On Saturday, China’s regulators took their most decisive action yet to stem what is now three consecutive weeks of losses on the Shanghai and Shenzhen stock exchanges. Both have tumbled around 30% in what is the worst month-long fall in more than two decades.

The volatility has triggered panic among Chinese authorities. The government started with a big — and unexpected — rate cut on June 27, and followed that up by putting short-sellers under the microscope and loosening requirements on margin lending.

But that was not enough, so this past weekend the China Securities Regulatory Commission (CSRC) turned things up a notch. It has pushed a group of 21 brokerage firms, led by Citic Securities, to put a collective Rmb120bn ($19.7bn) into a stabilisation fund. Alongside a group of mutual funds, the brokers have promised to buy back their own shares and hold them for at least a year.

The CSRC also vowed to improve stability through China Securities Finance, a state-backed margin financing entity, which will provide an additional Rmb100bn of liquidity to the market. If that wasn’t enough, the regulator announced that the central bank would lend from its own balance sheet if need be to support the stock market.

At the same time, some 28 companies voluntarily withdrew their domestic IPO plans despite getting the go-ahead from the authority — another bid to stem new issuance that could suck liquidity away from secondary.

Almost every possible entity rallied around the government to bring confidence back into the markets. And it initially appeared to have worked, with the Shanghai bourse rising by 8% early on Monday. But the positivity ebbed just a few hours into trading and the sell-off continued into Tuesday.

Plunging stock markets are obviously a worry for many. But the bigger concern is that the Chinese government has proved, yet again, that it simply cannot resist the temptation to intervene in its markets.

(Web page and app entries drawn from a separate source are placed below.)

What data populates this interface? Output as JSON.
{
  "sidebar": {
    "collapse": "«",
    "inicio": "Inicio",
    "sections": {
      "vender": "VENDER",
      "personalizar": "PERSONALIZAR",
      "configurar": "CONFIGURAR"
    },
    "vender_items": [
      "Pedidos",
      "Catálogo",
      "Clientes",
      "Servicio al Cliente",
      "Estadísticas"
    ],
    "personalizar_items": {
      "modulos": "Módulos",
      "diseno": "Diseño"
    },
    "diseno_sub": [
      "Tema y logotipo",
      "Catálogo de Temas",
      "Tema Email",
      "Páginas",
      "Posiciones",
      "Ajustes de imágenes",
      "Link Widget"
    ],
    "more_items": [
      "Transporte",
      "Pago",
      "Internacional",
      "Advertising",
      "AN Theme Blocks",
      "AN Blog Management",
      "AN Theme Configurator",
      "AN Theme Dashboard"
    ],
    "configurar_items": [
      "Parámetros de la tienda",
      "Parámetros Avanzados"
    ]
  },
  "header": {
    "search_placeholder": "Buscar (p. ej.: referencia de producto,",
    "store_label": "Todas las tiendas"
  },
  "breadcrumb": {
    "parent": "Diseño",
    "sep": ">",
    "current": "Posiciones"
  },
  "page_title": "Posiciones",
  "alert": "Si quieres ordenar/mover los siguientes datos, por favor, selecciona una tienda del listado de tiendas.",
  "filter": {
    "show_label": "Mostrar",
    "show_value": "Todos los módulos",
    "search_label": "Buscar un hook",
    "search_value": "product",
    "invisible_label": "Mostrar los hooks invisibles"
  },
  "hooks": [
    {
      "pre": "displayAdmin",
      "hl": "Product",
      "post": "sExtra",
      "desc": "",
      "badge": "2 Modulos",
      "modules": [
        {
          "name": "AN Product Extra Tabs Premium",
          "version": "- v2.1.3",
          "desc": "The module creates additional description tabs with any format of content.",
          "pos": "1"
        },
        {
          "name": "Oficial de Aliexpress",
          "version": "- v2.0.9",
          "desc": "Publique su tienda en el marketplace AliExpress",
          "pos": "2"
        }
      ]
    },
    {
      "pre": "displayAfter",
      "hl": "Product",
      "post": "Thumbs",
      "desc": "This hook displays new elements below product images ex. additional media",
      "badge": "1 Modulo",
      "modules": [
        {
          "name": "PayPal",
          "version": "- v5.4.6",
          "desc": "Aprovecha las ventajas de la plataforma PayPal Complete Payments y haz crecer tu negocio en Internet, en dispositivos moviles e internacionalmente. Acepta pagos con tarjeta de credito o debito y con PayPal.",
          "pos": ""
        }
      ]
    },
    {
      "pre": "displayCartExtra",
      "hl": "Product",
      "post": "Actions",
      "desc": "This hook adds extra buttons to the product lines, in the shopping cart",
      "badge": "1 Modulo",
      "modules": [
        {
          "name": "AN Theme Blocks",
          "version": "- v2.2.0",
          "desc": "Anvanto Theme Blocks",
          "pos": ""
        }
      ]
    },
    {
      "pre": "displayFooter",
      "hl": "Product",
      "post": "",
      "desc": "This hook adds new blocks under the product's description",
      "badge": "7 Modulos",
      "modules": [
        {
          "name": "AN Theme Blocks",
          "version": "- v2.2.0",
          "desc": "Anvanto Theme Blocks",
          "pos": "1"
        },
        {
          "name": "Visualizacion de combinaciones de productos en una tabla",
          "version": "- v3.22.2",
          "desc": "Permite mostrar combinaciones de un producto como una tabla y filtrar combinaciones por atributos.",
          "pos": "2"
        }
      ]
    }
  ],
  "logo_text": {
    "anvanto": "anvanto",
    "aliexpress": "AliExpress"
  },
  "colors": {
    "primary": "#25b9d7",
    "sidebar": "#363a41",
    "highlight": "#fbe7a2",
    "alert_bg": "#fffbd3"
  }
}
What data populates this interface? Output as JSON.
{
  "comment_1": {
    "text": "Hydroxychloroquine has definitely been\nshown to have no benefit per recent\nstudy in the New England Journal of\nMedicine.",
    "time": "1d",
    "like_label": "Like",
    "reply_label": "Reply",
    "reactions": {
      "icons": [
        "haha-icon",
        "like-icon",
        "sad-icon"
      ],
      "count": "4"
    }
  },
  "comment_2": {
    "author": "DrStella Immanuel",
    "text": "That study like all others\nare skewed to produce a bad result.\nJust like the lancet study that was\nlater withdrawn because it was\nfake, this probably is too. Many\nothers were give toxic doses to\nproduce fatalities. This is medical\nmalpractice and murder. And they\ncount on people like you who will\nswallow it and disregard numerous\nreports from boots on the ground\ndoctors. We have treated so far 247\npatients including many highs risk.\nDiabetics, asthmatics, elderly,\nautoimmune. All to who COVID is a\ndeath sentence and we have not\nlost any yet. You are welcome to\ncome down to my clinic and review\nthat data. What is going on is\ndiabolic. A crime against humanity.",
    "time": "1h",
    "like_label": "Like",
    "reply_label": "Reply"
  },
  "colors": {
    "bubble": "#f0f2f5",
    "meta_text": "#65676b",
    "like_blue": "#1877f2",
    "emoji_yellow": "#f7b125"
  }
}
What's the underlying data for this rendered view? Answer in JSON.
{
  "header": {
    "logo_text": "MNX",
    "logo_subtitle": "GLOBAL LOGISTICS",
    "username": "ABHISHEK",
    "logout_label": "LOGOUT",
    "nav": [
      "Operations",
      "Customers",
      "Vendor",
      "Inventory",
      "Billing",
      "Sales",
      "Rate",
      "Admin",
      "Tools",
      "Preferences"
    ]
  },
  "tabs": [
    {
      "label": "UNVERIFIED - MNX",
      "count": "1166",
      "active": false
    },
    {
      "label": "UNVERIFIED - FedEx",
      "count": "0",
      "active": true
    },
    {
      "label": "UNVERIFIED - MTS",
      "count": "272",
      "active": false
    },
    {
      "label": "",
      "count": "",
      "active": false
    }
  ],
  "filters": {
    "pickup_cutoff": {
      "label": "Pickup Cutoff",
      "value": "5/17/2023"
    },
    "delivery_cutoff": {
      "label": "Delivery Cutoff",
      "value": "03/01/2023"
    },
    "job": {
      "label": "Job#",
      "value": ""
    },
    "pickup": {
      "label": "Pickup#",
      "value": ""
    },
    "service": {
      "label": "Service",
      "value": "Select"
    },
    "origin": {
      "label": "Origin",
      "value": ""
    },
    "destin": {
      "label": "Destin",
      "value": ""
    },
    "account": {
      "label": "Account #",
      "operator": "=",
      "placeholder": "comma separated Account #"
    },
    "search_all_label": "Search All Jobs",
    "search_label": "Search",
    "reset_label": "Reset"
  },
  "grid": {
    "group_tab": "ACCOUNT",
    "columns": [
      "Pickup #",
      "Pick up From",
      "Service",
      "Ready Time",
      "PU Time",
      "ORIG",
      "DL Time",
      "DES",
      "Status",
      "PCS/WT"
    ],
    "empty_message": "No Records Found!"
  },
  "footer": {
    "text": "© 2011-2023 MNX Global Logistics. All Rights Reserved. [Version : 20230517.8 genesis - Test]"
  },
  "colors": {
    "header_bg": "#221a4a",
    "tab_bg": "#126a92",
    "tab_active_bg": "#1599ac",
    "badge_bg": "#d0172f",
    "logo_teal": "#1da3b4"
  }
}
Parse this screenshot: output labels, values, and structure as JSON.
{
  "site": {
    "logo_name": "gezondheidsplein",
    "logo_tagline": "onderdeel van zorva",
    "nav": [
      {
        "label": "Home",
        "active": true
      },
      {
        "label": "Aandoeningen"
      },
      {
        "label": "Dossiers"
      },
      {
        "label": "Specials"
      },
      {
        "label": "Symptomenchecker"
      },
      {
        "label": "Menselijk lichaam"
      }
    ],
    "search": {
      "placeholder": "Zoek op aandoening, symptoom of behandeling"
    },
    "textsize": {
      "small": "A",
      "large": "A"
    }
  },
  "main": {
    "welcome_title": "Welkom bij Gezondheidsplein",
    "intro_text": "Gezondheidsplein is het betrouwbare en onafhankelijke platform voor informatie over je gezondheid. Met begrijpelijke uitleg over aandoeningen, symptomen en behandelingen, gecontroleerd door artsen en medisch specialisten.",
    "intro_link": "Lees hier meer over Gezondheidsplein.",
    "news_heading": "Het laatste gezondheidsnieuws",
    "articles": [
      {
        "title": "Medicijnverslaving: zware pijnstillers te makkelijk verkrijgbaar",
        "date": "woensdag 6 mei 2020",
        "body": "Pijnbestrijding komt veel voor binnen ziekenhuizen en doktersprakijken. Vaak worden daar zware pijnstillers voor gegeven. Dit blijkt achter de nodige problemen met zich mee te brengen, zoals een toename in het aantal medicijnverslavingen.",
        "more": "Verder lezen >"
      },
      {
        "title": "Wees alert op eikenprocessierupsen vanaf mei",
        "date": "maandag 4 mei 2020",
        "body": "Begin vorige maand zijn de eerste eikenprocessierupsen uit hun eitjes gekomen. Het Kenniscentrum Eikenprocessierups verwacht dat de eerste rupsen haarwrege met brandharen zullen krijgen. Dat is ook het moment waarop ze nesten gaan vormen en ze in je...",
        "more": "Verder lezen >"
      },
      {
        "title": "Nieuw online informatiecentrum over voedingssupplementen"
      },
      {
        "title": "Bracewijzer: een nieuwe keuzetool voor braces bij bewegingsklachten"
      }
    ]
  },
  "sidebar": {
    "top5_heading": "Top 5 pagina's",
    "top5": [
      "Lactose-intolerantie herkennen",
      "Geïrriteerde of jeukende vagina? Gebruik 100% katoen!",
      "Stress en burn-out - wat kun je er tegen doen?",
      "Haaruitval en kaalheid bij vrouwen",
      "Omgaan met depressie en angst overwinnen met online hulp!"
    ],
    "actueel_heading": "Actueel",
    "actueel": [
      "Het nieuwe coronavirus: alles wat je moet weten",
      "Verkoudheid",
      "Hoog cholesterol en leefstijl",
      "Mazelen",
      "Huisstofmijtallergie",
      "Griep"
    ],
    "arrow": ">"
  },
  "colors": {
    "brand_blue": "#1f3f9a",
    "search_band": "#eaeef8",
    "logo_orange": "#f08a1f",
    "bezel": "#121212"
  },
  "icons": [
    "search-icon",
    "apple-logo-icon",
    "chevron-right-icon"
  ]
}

Through some misguided sense of trying to protect investors, it has shown how paper-thin its adherence to a free market is.

China has put in place a dizzying array of measures in the past year to open up capital controls, with the ultimate aim of ending up as an economy where supply and demand moved markets and security valuations are determined through a price discovery process.

But through its frenzied weekend activity, the government has shown it will not step too far away from the controls.

The spectacular rally before the bear reared its head resulted in impressive gains, and so the recent decline is being perceived by many as a welcome market correction. Sure, money has been lost, but the authority’s haste to nip the adjustment in the bud will leave no room for the economy to base its stock markets on fundamentals, while also creating a moral hazard where investors will always expect the state to rush in and save them.

There’s no doubt that China’s policy makers overreacted, and the pressure now is more intense as their measures have so far failed to reverse the recent losses. But the regulator should now respond by waiting and watching, and letting the market take its own course in finding the right levels. China needs to remember that if you love something, you should set it free.